Lors de son contre-interrogatoire, le détective Hamami a précisé que ce jour-là, il était chargé d'aider à l'enquête sur l'affaire du meurtre, et que lorsqu'on lui a demandé de protéger le prévenu 1, il savait déjà qu'il était soupçonné de meurtre, mais il ne se souvenait pas qui lui avait dit cela. Il a également déclaré qu'avant cela, lorsqu'il était sorti avec le prévenu 1 pour apporter la drogue, il avait fait ce qu'on lui avait demandé et ne savait pas quel lien la drogue avait avec l'interrogatoire ; Il a ajouté que « la vérité, c'est que cela ne m'intéressait pas tant que ça, meurtre, drogue, je me contente de le garder » (pp. 262-266).

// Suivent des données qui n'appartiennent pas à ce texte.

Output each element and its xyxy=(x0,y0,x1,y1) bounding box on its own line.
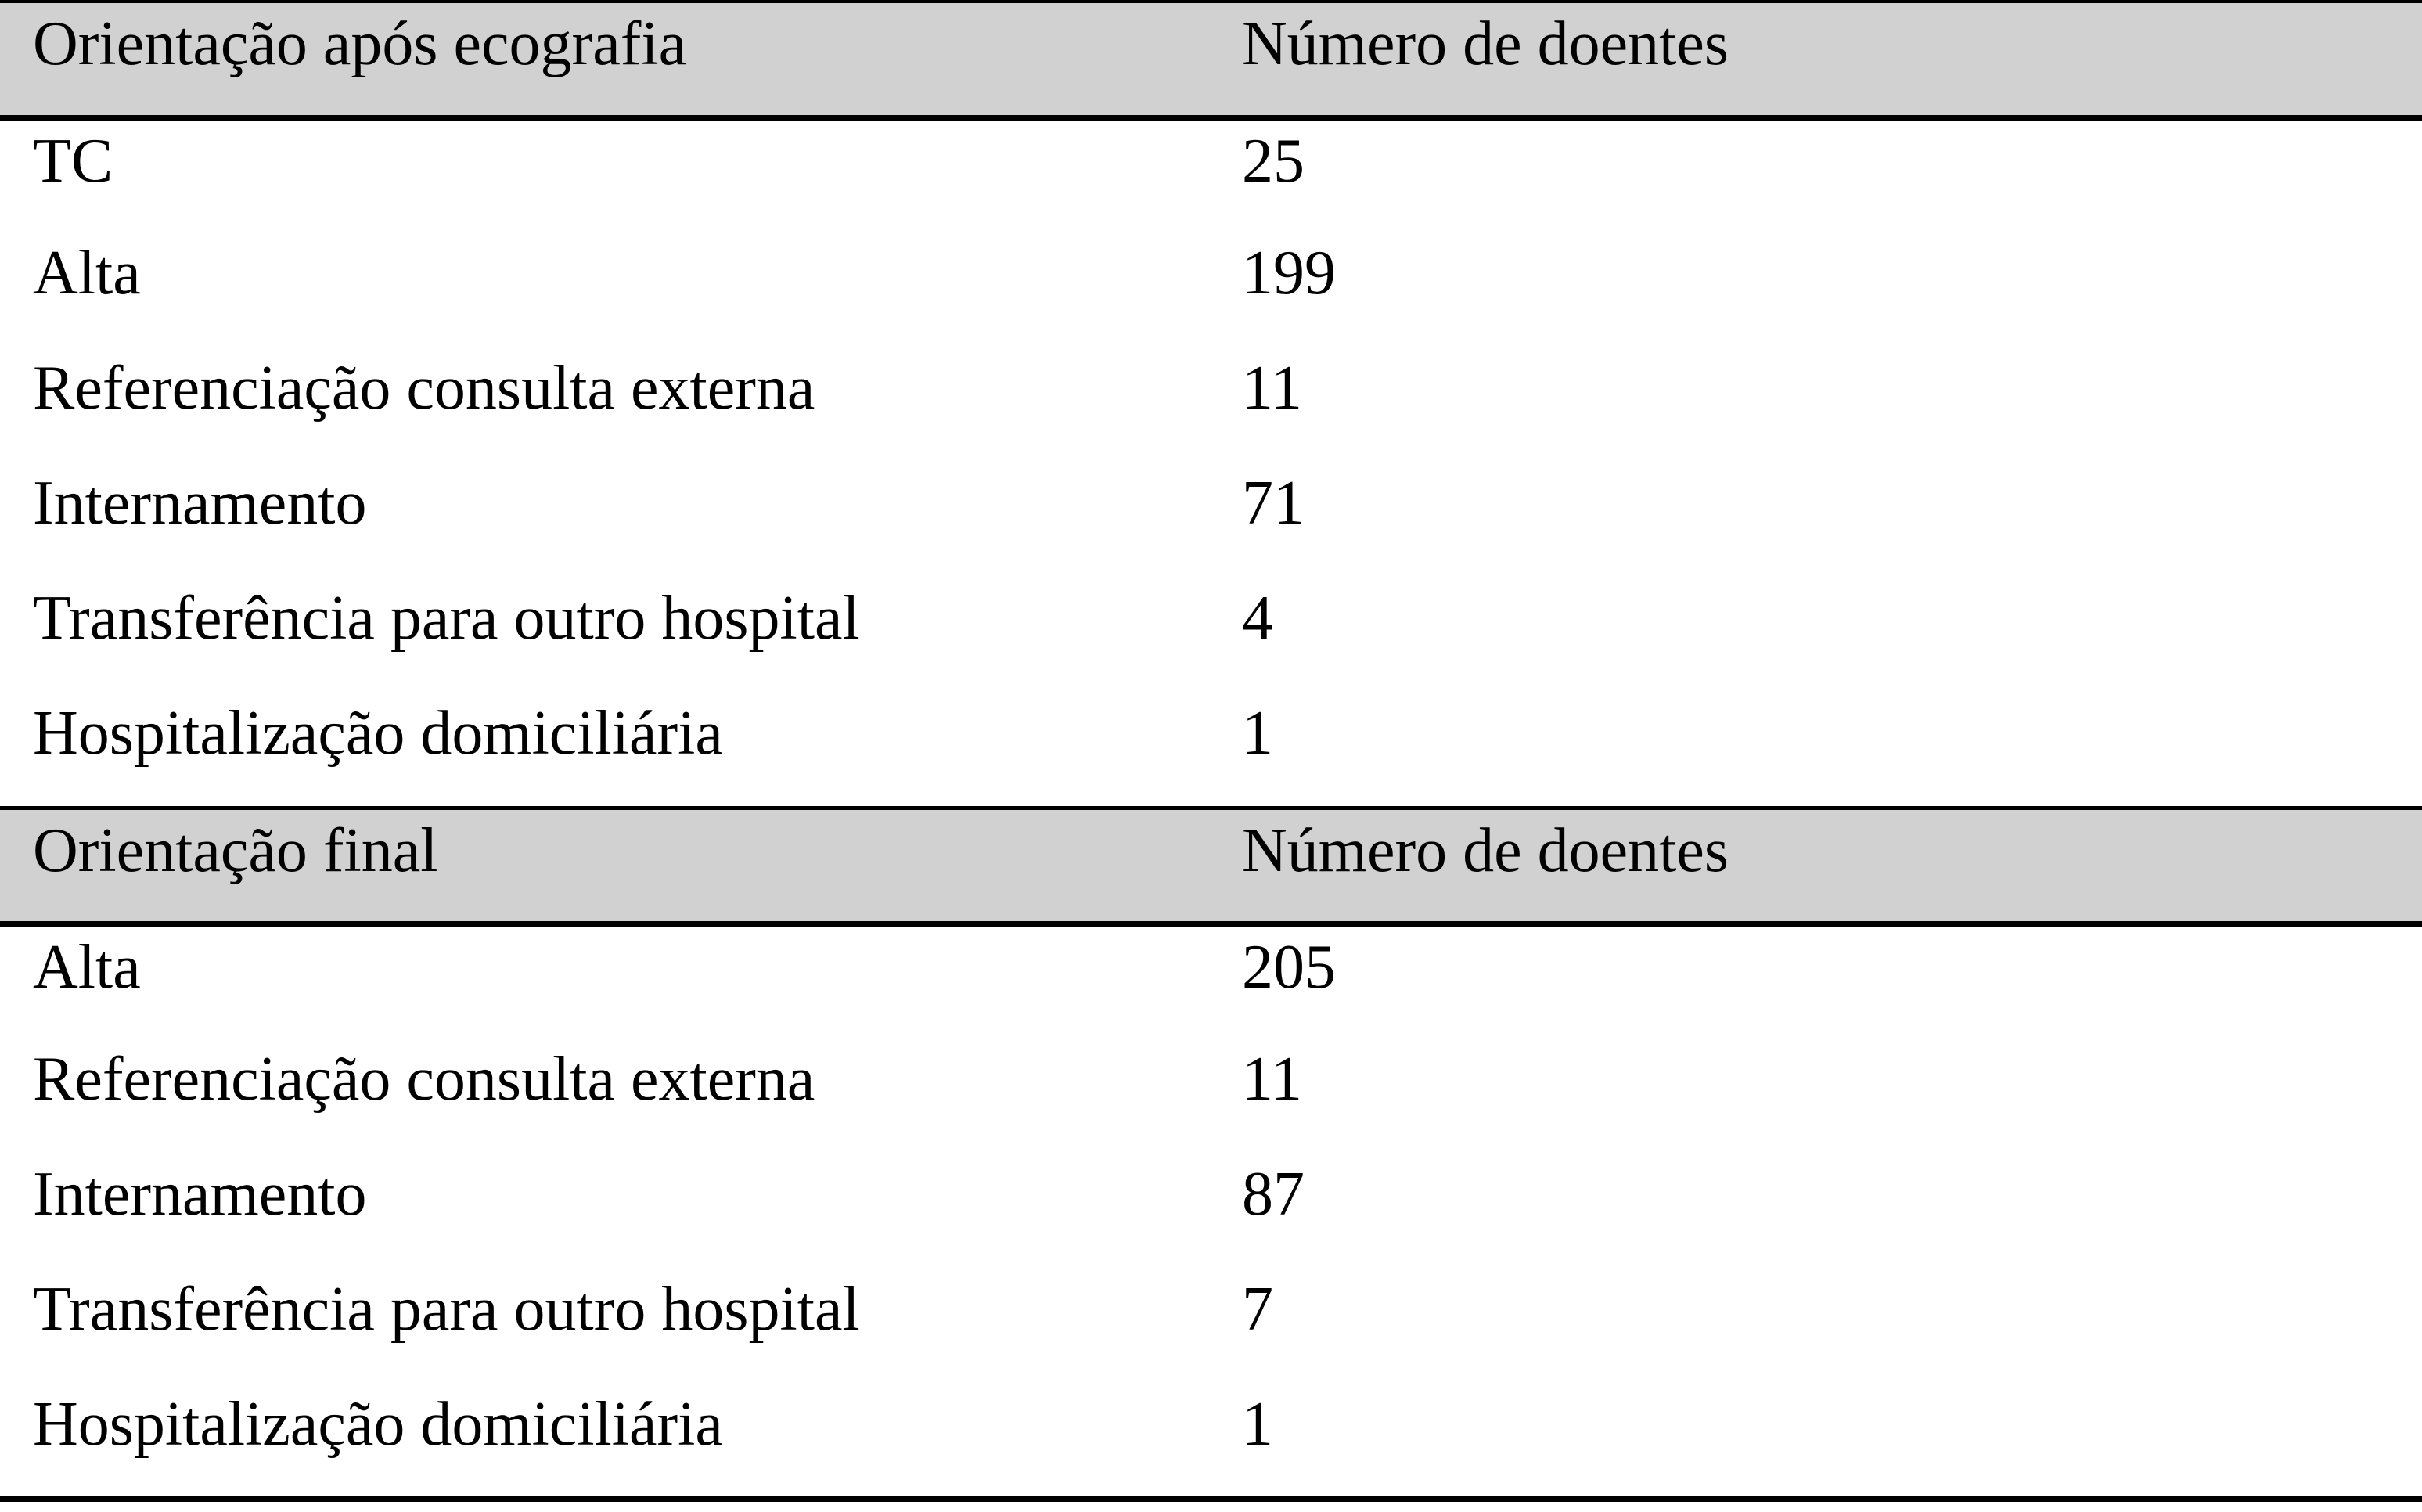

Selon lui, il sait qu'il n'est pas enquêteur, que la conversation entre lui et le prévenu 1 n'était que de la banalité et n'a pas débordé sur le sujet de l'enquête ni les soupçons à son encontre ; Environ une demi-heure plus tard, le prévenu 1, les larmes aux yeux, lui a dit d'appeler l'officier d'enquête car il voulait dire la vérité ; Et lorsqu'il en informa le surintendant Michaeli, il lui ordonna d'attendre l'interrogateur auprès de Zami et de ne pas parler au prévenu 1 (pp. 266-268). En réponse à la question de l'avocat de la défense, il a confirmé qu'il avait peut-être parlé deux fois au surintendant Michaeli en attendant l'arrivée de l'interrogateur (pp. 276-277).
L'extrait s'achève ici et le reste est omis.